Red wine’s resveratrol could help Mars explorers
Mars is about 9 months from Earth with today’s tech, NASA reckons. As the new space race hurtles forward, Harvard researchers are asking: how do we make sure the winners can still stand when they reach the finish line?
Published in Frontiers in Physiology, their study shows that resveratrol substantially preserves muscle mass and strength in rats exposed to the wasting effects of simulated Mars gravity.

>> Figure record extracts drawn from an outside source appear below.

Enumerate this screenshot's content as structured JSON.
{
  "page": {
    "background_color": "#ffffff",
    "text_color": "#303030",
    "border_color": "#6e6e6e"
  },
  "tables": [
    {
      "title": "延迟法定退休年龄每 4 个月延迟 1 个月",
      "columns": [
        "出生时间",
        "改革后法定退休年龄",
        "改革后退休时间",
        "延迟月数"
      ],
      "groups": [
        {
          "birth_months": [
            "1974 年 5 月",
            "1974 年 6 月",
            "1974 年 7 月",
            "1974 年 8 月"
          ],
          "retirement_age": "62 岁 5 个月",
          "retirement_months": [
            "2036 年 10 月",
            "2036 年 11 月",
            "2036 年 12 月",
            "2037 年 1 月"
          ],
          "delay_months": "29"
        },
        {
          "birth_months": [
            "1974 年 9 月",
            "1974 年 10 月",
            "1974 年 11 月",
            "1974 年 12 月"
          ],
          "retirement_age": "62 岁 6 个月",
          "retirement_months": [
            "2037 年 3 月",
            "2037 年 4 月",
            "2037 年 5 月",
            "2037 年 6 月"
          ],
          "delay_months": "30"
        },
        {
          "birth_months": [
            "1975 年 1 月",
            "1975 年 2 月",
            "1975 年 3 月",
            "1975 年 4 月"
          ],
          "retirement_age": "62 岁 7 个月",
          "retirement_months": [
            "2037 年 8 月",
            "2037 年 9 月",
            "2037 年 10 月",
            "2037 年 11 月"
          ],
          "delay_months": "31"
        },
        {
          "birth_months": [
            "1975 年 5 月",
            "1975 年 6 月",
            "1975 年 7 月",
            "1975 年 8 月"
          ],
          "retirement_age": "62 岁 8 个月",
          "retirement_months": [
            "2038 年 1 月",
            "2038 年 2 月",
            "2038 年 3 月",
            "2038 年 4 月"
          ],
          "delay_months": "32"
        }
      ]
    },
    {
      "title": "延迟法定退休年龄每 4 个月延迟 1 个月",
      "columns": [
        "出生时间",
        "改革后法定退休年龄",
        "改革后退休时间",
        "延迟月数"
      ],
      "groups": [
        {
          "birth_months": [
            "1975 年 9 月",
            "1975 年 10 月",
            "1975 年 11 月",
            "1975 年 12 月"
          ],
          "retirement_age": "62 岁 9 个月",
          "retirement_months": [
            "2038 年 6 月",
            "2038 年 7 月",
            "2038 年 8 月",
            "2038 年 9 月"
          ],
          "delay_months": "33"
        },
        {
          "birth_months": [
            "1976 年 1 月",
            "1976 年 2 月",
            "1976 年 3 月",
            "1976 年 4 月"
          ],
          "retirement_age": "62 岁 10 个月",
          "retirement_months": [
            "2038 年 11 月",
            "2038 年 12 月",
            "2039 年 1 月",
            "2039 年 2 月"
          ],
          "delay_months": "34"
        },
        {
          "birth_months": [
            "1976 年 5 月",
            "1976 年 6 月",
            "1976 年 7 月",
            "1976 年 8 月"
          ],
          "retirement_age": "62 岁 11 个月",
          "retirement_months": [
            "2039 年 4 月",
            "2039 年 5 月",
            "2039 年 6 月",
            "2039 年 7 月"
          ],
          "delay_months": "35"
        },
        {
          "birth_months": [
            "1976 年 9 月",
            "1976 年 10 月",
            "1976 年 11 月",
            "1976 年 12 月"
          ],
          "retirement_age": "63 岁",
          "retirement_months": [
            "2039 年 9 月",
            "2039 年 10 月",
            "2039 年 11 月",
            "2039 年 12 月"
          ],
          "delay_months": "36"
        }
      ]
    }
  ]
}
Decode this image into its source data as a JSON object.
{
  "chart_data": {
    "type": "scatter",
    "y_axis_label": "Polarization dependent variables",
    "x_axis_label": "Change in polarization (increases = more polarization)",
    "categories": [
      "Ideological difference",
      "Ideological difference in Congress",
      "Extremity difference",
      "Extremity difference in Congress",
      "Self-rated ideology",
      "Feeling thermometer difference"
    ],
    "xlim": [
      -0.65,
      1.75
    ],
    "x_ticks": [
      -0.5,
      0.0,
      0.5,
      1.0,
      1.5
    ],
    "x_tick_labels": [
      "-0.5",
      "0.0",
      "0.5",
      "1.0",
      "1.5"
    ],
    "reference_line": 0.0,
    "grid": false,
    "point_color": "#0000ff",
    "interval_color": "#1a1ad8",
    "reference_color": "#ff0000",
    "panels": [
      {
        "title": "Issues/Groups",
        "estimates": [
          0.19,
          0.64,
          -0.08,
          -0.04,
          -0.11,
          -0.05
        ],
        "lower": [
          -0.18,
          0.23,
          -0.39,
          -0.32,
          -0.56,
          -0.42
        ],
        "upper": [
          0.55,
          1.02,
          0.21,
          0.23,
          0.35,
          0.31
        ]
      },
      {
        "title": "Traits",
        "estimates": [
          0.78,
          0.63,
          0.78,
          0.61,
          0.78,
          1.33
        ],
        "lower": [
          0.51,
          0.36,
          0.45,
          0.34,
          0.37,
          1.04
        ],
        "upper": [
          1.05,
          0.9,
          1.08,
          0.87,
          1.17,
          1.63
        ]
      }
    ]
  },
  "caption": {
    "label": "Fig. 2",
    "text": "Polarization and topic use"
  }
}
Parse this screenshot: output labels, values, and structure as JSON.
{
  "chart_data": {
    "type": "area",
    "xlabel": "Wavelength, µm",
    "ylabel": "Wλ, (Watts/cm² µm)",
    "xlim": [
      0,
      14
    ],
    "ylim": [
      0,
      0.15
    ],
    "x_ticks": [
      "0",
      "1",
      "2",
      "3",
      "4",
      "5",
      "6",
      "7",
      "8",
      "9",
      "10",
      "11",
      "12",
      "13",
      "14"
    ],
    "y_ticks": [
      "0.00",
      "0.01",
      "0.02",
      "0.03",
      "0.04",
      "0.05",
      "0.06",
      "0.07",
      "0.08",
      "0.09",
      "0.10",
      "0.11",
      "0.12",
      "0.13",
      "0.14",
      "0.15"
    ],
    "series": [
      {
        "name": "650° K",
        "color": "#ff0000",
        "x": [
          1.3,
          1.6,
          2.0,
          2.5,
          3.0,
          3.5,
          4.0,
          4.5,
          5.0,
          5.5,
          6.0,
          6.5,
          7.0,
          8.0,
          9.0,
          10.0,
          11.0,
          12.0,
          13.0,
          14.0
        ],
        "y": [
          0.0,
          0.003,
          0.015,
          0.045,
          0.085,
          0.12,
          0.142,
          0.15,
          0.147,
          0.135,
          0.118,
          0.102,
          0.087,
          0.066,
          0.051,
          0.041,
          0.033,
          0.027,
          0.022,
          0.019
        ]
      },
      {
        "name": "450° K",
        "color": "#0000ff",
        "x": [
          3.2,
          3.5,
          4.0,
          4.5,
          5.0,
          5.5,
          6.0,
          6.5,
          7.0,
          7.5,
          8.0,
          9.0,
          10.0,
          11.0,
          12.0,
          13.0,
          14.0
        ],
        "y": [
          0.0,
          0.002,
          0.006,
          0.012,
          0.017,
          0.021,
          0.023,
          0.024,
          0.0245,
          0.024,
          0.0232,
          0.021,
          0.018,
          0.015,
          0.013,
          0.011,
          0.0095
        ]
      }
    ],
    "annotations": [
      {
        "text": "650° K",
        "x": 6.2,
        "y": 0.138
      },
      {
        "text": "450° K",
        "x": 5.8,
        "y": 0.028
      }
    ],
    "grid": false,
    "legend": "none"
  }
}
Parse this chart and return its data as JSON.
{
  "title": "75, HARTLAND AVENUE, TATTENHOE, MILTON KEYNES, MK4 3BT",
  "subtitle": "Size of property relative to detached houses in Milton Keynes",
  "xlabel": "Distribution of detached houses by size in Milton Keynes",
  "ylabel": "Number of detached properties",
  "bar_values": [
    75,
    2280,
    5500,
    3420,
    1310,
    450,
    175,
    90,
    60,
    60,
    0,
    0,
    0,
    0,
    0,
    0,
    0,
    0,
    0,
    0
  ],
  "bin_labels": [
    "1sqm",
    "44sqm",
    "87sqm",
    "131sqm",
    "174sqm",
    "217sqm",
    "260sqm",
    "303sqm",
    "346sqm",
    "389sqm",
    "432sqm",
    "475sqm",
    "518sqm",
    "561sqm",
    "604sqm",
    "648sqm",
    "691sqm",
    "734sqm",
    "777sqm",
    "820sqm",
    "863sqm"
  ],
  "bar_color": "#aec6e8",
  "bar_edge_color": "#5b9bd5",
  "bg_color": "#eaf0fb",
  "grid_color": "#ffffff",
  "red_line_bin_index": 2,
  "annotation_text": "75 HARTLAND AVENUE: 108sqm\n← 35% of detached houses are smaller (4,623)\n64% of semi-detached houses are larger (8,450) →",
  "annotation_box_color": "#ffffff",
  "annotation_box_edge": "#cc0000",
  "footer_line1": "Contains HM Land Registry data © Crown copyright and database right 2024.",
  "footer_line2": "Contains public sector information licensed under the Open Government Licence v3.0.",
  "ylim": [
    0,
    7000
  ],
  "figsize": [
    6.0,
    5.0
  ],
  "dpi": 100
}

“After just 3 weeks in space, the human soleus muscle shrinks by a third,” says Dr. Marie Mortreux, lead author of the NASA-funded study at the laboratory of Dr. Seward Rutkove, Beth Israel Deaconess Medical Center, Harvard Medical School.
To allow astronauts to operate safely on long missions to Mars – whose gravitational pull is just 40% of Earth’s – mitigating strategies will be needed to prevent muscle deconditioning.
“Dietary strategies could be key,” says Dr. Mortreux, “especially since astronauts travelling to Mars won’t have access to the type of exercise machines deployed on the ISS.”
A strong candidate is resveratrol: a compound commonly found in grape skin and blueberries that has been widely investigated for its anti-inflammatory, anti-oxidative, and anti-diabetic effects.
“Resveratrol has been shown to preserve bone and muscle mass in rats during complete unloading, analogous to microgravity during spaceflight. So, we hypothesized that a moderate daily dose would help mitigate muscle deconditioning in a Mars gravity analogue, too.”
Mars rats
To mimic Mars gravity, the researchers used an approach first developed in mice by Mary Bouxsein, PhD, also at Beth Israel Deaconess, in which rats were fitted with a full-body harness and suspended by a chain from their cage ceiling.
As expected, the ‘Mars’ condition weakened the rats’ grip and shrank their calf circumference, muscle weight and slow-twitch fiber content.
What’s more, resveratrol completely protected muscle mass (soleus and gastrocnemius) in the Mars rats, and in particular reduced the loss of slow-twitch muscle fibers.